Le Gersois, originaire d’Aubiet, a rejoint l’Orchestre de la prestigieuse Garde républicaine : un parcours qui mérite un grand coup de chapeau

Vous ne le connaissez probablement pas, et la voie qu’il a choisie ne le rendra pas plus reconnaissable à vos yeux, puisqu’il fait partie de la Garde républicaine, qui ne compte que des anonymes.


Et qu’on ne prenne pas cette promotion à la légère.

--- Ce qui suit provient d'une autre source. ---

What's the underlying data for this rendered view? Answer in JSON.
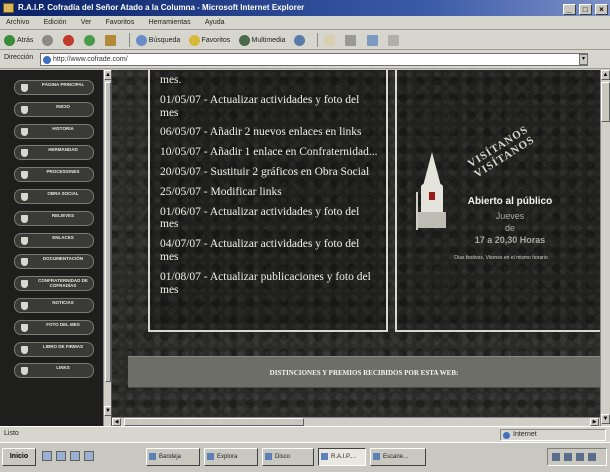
{
  "window": {
    "title": "R.A.I.P. Cofradía del Señor Atado a la Columna - Microsoft Internet Explorer",
    "controls": [
      "_",
      "□",
      "×"
    ]
  },
  "menu": [
    "Archivo",
    "Edición",
    "Ver",
    "Favoritos",
    "Herramientas",
    "Ayuda"
  ],
  "toolbar": {
    "back": "Atrás",
    "search": "Búsqueda",
    "favorites": "Favoritos",
    "multimedia": "Multimedia"
  },
  "address": {
    "label": "Dirección",
    "url": "http://www.cofrade.com/",
    "dropdown": "▾"
  },
  "sidebar": {
    "items": [
      "Página principal",
      "Inicio",
      "Historia",
      "Hermandad",
      "Procesiones",
      "Obra social",
      "Relieves",
      "Enlaces",
      "Documentación",
      "Confraternidad de cofradías",
      "Noticias",
      "Foto del mes",
      "Libro de firmas",
      "Links"
    ]
  },
  "news": {
    "fragment": "mes.",
    "entries": [
      "01/05/07 - Actualizar actividades y foto del mes",
      "06/05/07 - Añadir 2 nuevos enlaces en links",
      "10/05/07 - Añadir 1 enlace en Confraternidad...",
      "20/05/07 - Sustituir 2 gráficos en Obra Social",
      "25/05/07 - Modificar links",
      "01/06/07 - Actualizar actividades y foto del mes",
      "04/07/07 - Actualizar actividades y foto del mes",
      "01/08/07 - Actualizar publicaciones y foto del mes"
    ]
  },
  "visit": {
    "ribbon_top": "VISÍTANOS",
    "ribbon_bottom": "VISÍTANOS",
    "open_text": "Abierto al público",
    "days": "Jueves",
    "de": "de",
    "hours": "17 a 20,30 Horas",
    "holidays": "Días festivos, Viernes en el mismo horario"
  },
  "awards_banner": "DISTINCIONES Y PREMIOS RECIBIDOS POR ESTA WEB:",
  "status": {
    "text": "Listo",
    "zone": "Internet"
  },
  "taskbar": {
    "start": "Inicio",
    "tasks": [
      "Bandeja",
      "Explora",
      "Disco",
      "R.A.I.P....",
      "Escane..."
    ]
  },
  "colors": {
    "page_background": "#2a2a28",
    "awards_bar": "#6e6e68",
    "title_bar": "#0a2266"
  }
}
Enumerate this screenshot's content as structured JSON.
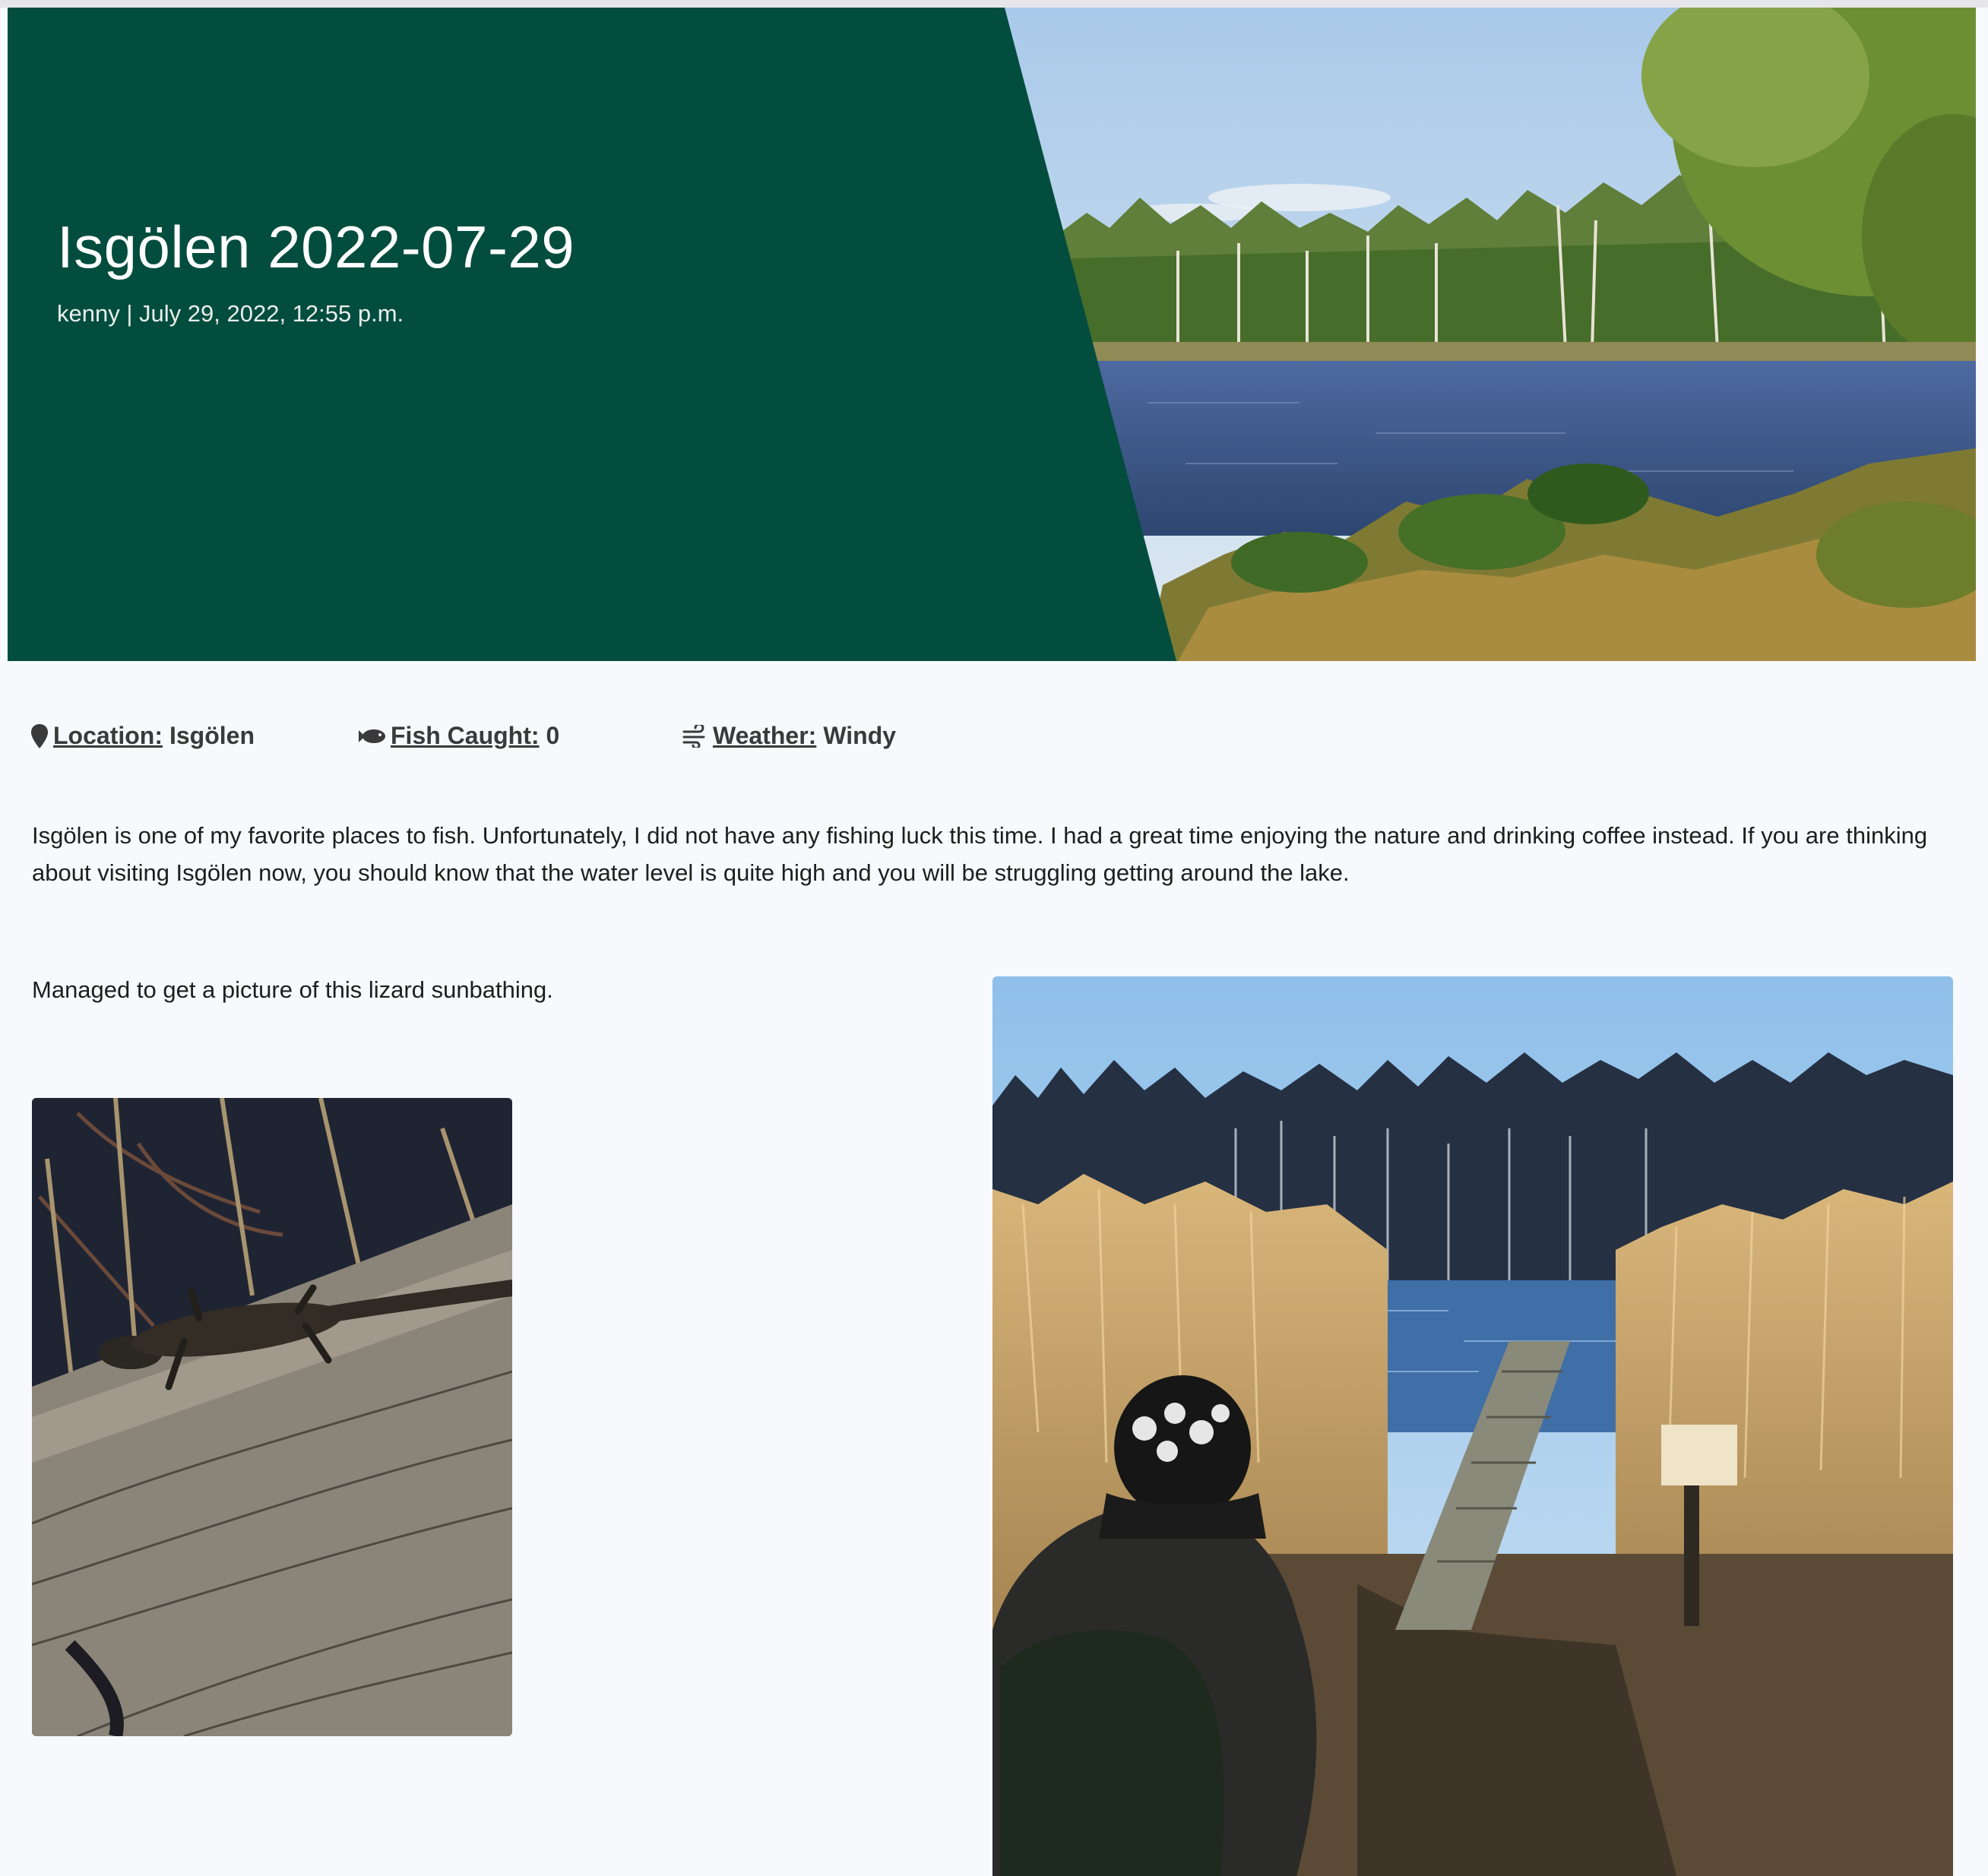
{
  "header": {
    "title": "Isgölen 2022-07-29",
    "author": "kenny",
    "separator": "|",
    "date": "July 29, 2022, 12:55 p.m.",
    "bg_color": "#024d3e"
  },
  "facts": {
    "location": {
      "label": "Location:",
      "value": "Isgölen",
      "icon": "map-pin-icon"
    },
    "fish": {
      "label": "Fish Caught:",
      "value": "0",
      "icon": "fish-icon"
    },
    "weather": {
      "label": "Weather:",
      "value": "Windy",
      "icon": "wind-icon"
    }
  },
  "body": {
    "paragraph": "Isgölen is one of my favorite places to fish. Unfortunately, I did not have any fishing luck this time. I had a great time enjoying the nature and drinking coffee instead. If you are thinking about visiting Isgölen now, you should know that the water level is quite high and you will be struggling getting around the lake.",
    "caption": "Managed to get a picture of this lizard sunbathing."
  },
  "images": {
    "hero": "summer lake with birch forest",
    "lizard": "lizard on weathered wooden board",
    "lake": "person with backpack at wooden jetty among reeds"
  }
}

Les musiciens qui composent l’Orchestre de la Garde sont tous des professionnels, issus de conservatoires nationaux supérieurs.

La formation est composée de deux grands ensembles : l’orchestre d’Harmonie (80 musiciens) et celui à cordes (40). Depuis toujours, on les reconnaît lors des cérémonies ou protocoles officiels, tels que dîners à l’Elysée, commémorations ou soirées de gala. Et même lors du 14 juillet, quand ils ont interprété l’été dernier du Daft Punk, ou le « Don’t Look Back in Anger » des frères Gallagher, avant le dernier France-Angleterre.


Telle est la formation que Brice a intégrée, après avoir suivi un vrai cursus de musicien, tout d’abord à l’école associative d’Aubiet, puis à la Fédération des sociétés musicales du Gers et le Conservatoire de Toulouse. Avec un détour par Paris, au Conservatoire à rayonnement régional (ex Conservatoire supérieur de Paris) qui accueille 1.500 étudiants en musique, et dont il sort avec la mention très bien et les félicitations du jury, tant qu’à faire.


Qu’entreprendre alors ? Plutôt que de tâter les salles de jazz, il est davantage attiré par le cadre de la vie militaire et son côté rigoureux. Quoi de mieux alors que de se risquer à tenter le concours d’accès de la prestigieuse Garde ?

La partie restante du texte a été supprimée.